It’s reasonably well understood that this year’s federal economic stimulus legislation helped (though not as much as it might have) cushion state and local governments from a fiscal disaster attributable to falling revenues, automatically increasing entitlement expenditures, and balanced budget requirements. The rationale for this federal aid–to keep states and localities from counteracting the stimulative effect of federal spending via tax increases and spending cuts–is less well understood. So, too, is the fact that the continuing fiscal crisis around the country continues to undermine the impact of federal stimulus.
That’s the departure point for an important new article by Harold Meyerson in The American Prospect. Aggregating the numbers, Meyerson reaches a startling but entirely justified conclusion:
[H]ow much does the government’s stimulus come to when we subtract the amount the states and localities are taking out of the economy from the amount the feds are putting in? The two-year Obama stimulus amounted to $787 billion, of which $70 billion was really just the usual taxpayers’ annual exemption from the alternative minimum tax, and $146 billion was actually appropriated for the years 2011 to 2019. That leaves $571 billion that the federal government is pumping into the economy during 2009 and 2010. Subtract the amount that state and local governments are withdrawing from the economy (they have a combined shortfall of around $365 billion, but let’s say they do enough fiscal finagling so that the total of their cutbacks and tax hikes is just $325 billion), and we’re left with $246 billion.
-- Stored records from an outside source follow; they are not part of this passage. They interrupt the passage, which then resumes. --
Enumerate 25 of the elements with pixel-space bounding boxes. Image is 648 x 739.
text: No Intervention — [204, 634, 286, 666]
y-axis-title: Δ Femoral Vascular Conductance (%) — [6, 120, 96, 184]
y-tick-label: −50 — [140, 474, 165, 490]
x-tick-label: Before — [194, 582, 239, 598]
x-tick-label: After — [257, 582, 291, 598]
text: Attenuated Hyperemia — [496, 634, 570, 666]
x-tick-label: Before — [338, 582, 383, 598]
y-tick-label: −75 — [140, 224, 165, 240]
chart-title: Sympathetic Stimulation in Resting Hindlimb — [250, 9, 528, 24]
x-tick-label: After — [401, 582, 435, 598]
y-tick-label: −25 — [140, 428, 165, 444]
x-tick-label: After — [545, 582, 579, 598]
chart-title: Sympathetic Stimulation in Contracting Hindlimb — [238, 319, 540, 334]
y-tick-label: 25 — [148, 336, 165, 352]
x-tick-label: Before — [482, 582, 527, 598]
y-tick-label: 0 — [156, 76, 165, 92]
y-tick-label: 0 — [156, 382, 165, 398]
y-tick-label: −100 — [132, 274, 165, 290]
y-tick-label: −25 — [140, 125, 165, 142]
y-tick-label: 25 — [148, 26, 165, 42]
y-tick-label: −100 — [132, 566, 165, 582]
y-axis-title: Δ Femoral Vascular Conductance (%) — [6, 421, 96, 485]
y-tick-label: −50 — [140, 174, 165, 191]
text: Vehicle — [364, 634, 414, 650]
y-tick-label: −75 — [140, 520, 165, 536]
At $787 billion, the stimulus came to 2.6 percent of the nation’s gross domestic product for 2009 and 2010 — not big enough, but a respectable figure. At $246 billion — the net of the federal stimulus minus the state and local anti-stimulus — it comes to just 0.8 percent of GDP, a level lower than those of many of the nations that the U.S. chastised for failing to stimulate their economies sufficiently.
In other words, most of the debates we’ve heard about the size and impact of the federal stimulus effort have ignored the actual net spending once you aggregate federal, state and local government actions. That’s a pretty big ommission, and that’s why the University of Chicago’s Harold Pollack and I argued earlier this year that we need to start thinking comprehensively about intergovernmental coordination:
[F]ederal budget debates should expand to include the national budget, the sum total of spending, taxes and policies that implement and finance national governance. At a minimum, the Office of Management and Budget and the Congressional Budget Office should routinely scrutinize the financial impact of proposed federal policies on every level of government.
Meyerson goes on to examine other damaging aspects of our federal system with respect to economic policy that are well worth reading. But what’s most interesting and alarming about his analysis is that it’s so unusual. Most policy discussions in Washington either ignore state and local governments, treat them as an unimportant sideshow, or assume that the many parts of the intergovernmental system move roughly in coordination, and in the same direction. Now more than ever, it’s time to understand that the left hand of our system may be working at active cross-purposes with the right.